Markets in 54 out of the approximately 350 metro areas nationwide have returned to or exceeded their last normal levels of economic and housing activity, according to the National Association of Home Builders/First American Leading Markets Index (LMI). The index’s nationwide score of .86 indicates that, based on current permits, prices and employment data, the nationwide market is running at 86 percent of normal economic and housing activity.
The LMI figures for November showed that 55 housing markets were operating at or above their last normal levels and the nationwide market was operating at 85 percent of normal growth.
“This index shows that most housing markets across the nation are continuing a slow, gradual climb back to normal levels,” said NAHB Chairman Rick Judson, a home builder from Charlotte, N.C. “Policymakers must guard against actions that could impede or even reverse the modest gains of the past year.”
Noting that smaller metros accounted for most of the 54 markets on the current LMI that are at or above normal levels, NAHB Chief Economist David Crowe said that “smaller markets are leading the way, particularly where energy is the primary economic driver. Nearly half of the markets in the top 54 are in the energy states of Texas, Louisiana, North Dakota, Wyoming and Montana.”
“The fact that more than 125 markets on this month’s LMI are showing activity levels of at least 90 percent of previous norms bodes well for a continuing housing recovery in 2014,” said Kurt Pfotenhauer, vice chairman of First American Title Insurance Co., which co-sponsors the LMI report.

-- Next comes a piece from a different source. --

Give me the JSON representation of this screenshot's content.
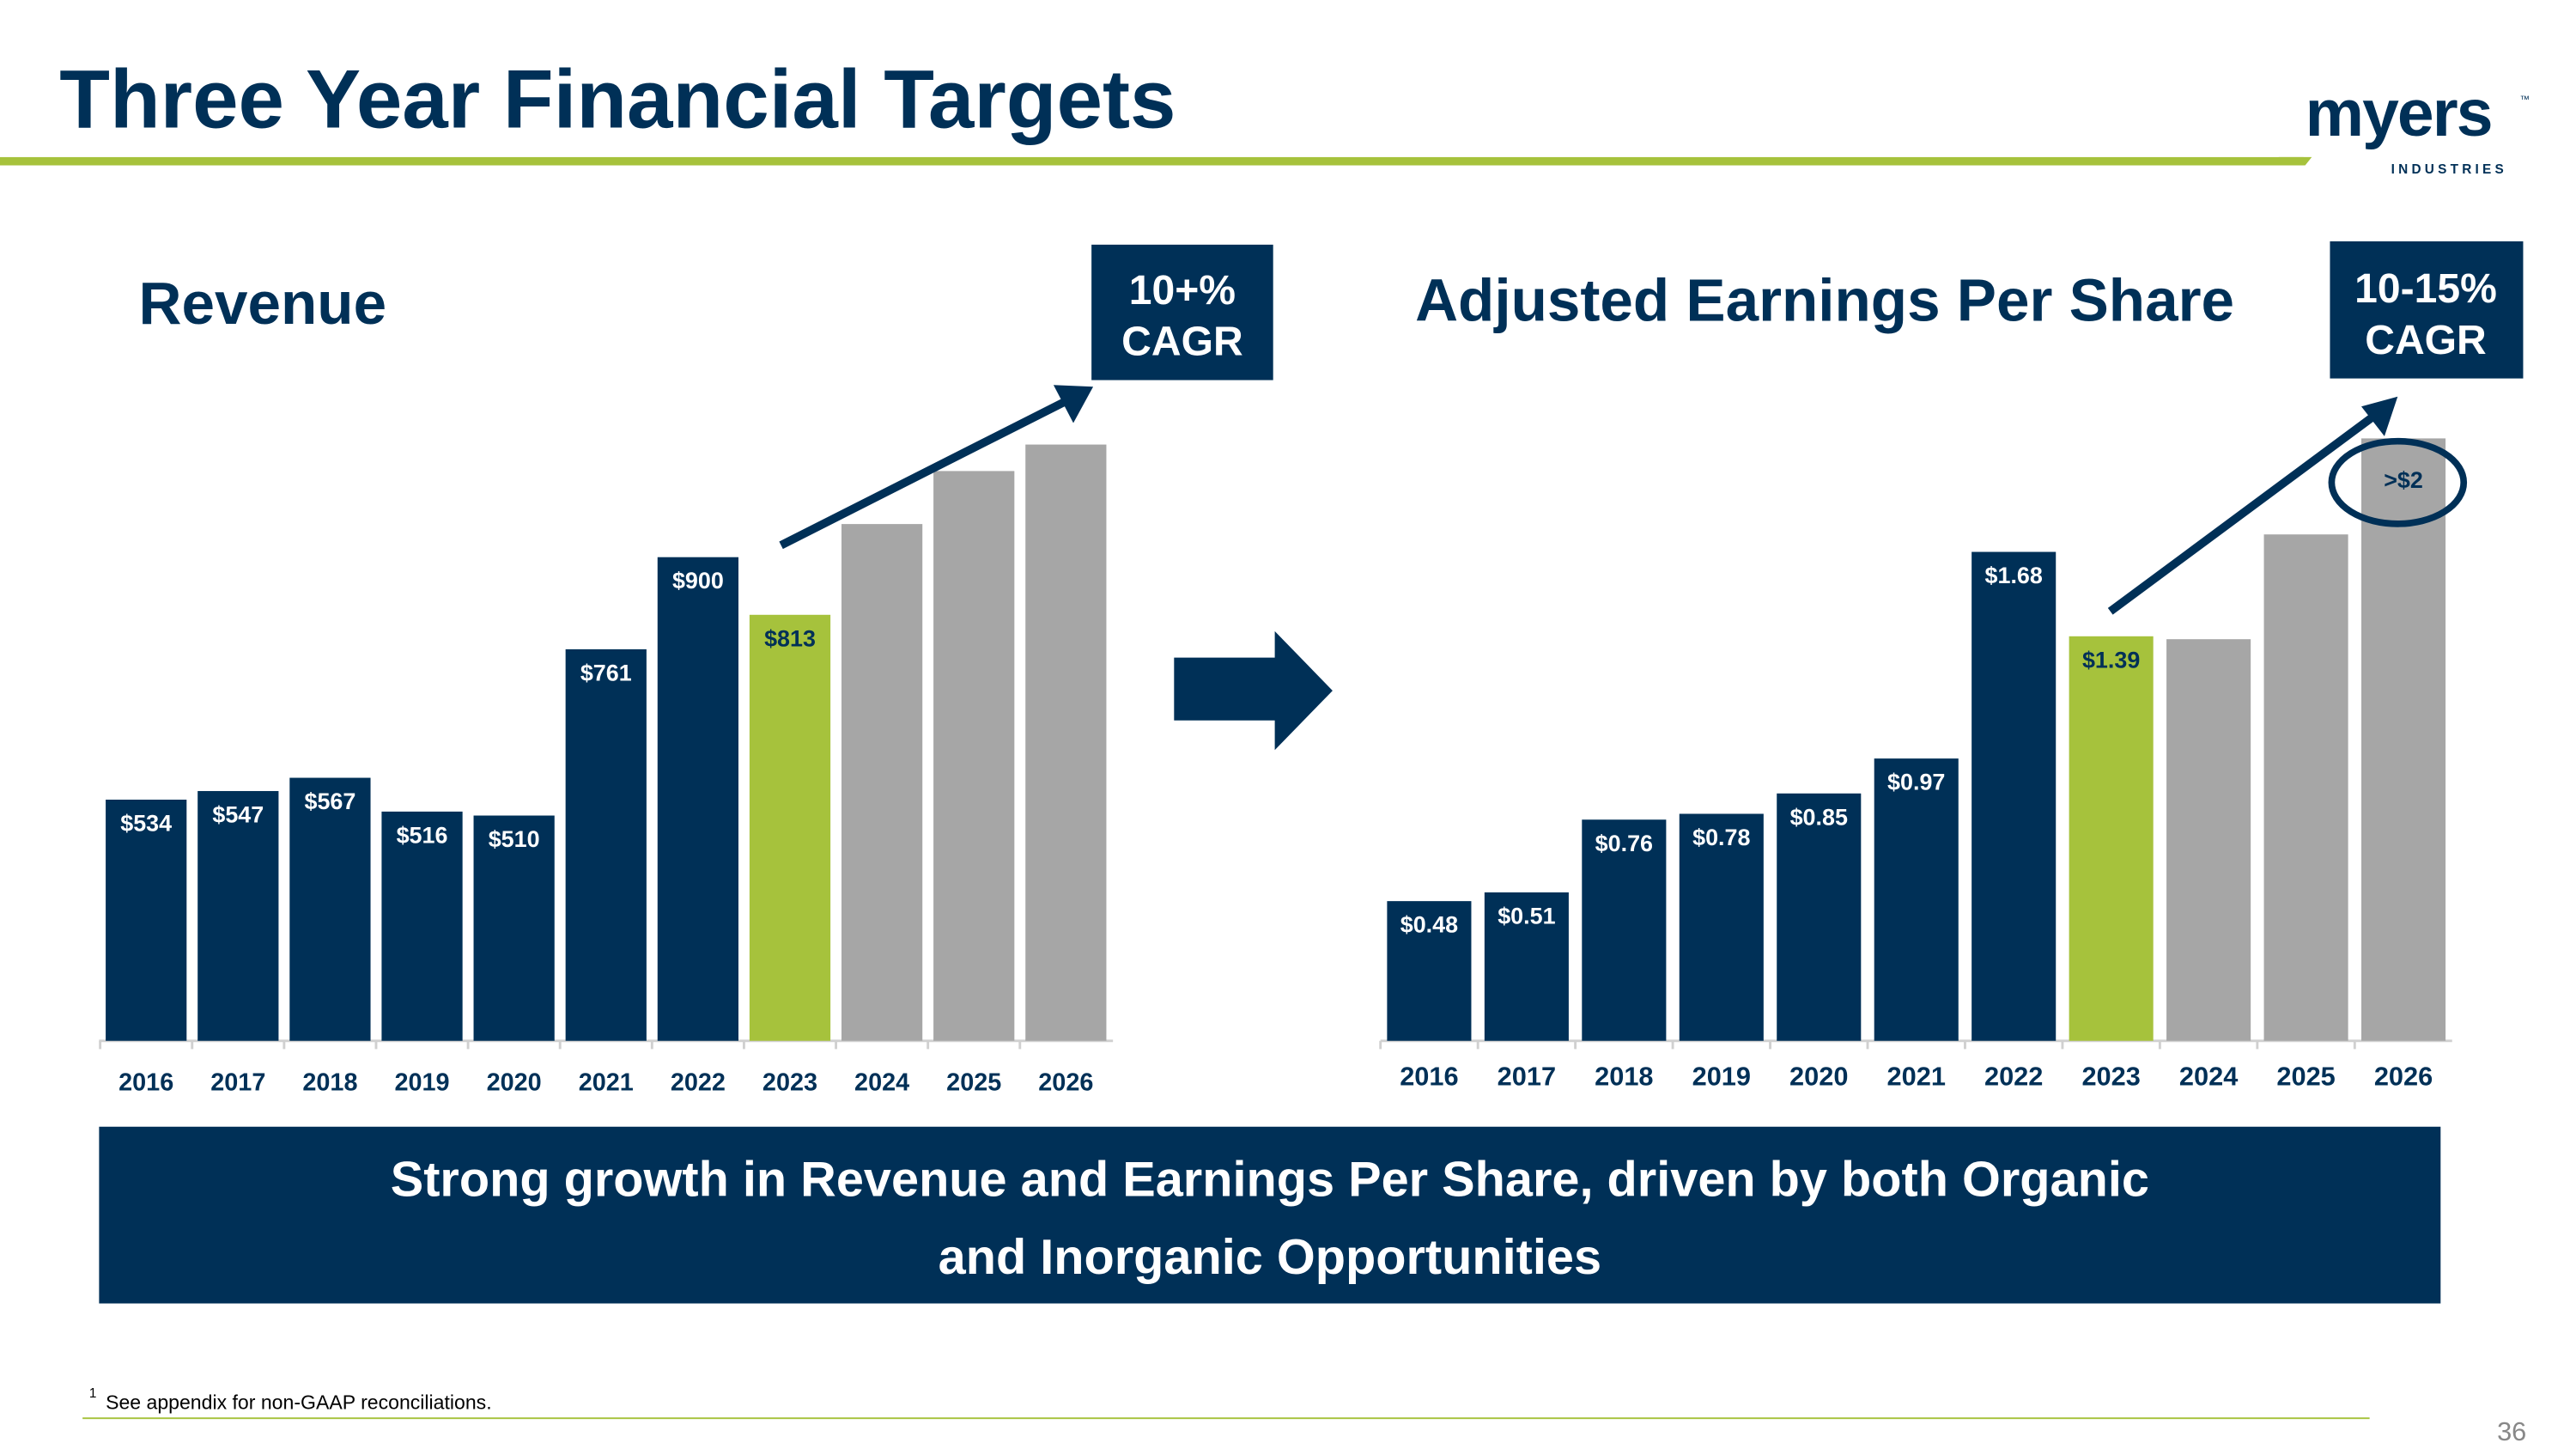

Baton Rouge, La., tops the list of major metros on the LMI, with a score of 1.42 – or 42 percent better than its last normal market level. Other major metros at the top of the list include Honolulu, Oklahoma City, Austin, Texas, and Houston, as well as Pittsburgh – all of whose LMI scores indicate that their market activity now exceeds previous norms.
Looking at smaller metros, both Odessa and Midland, Texas, boast LMI scores of 2.0 or better, meaning that their markets are now at double their strength prior to the recession. Also at the top of the list of smaller metros are Casper, Wyo.; Bismarck, N.D.; and Grand Forks, N.D., respectively.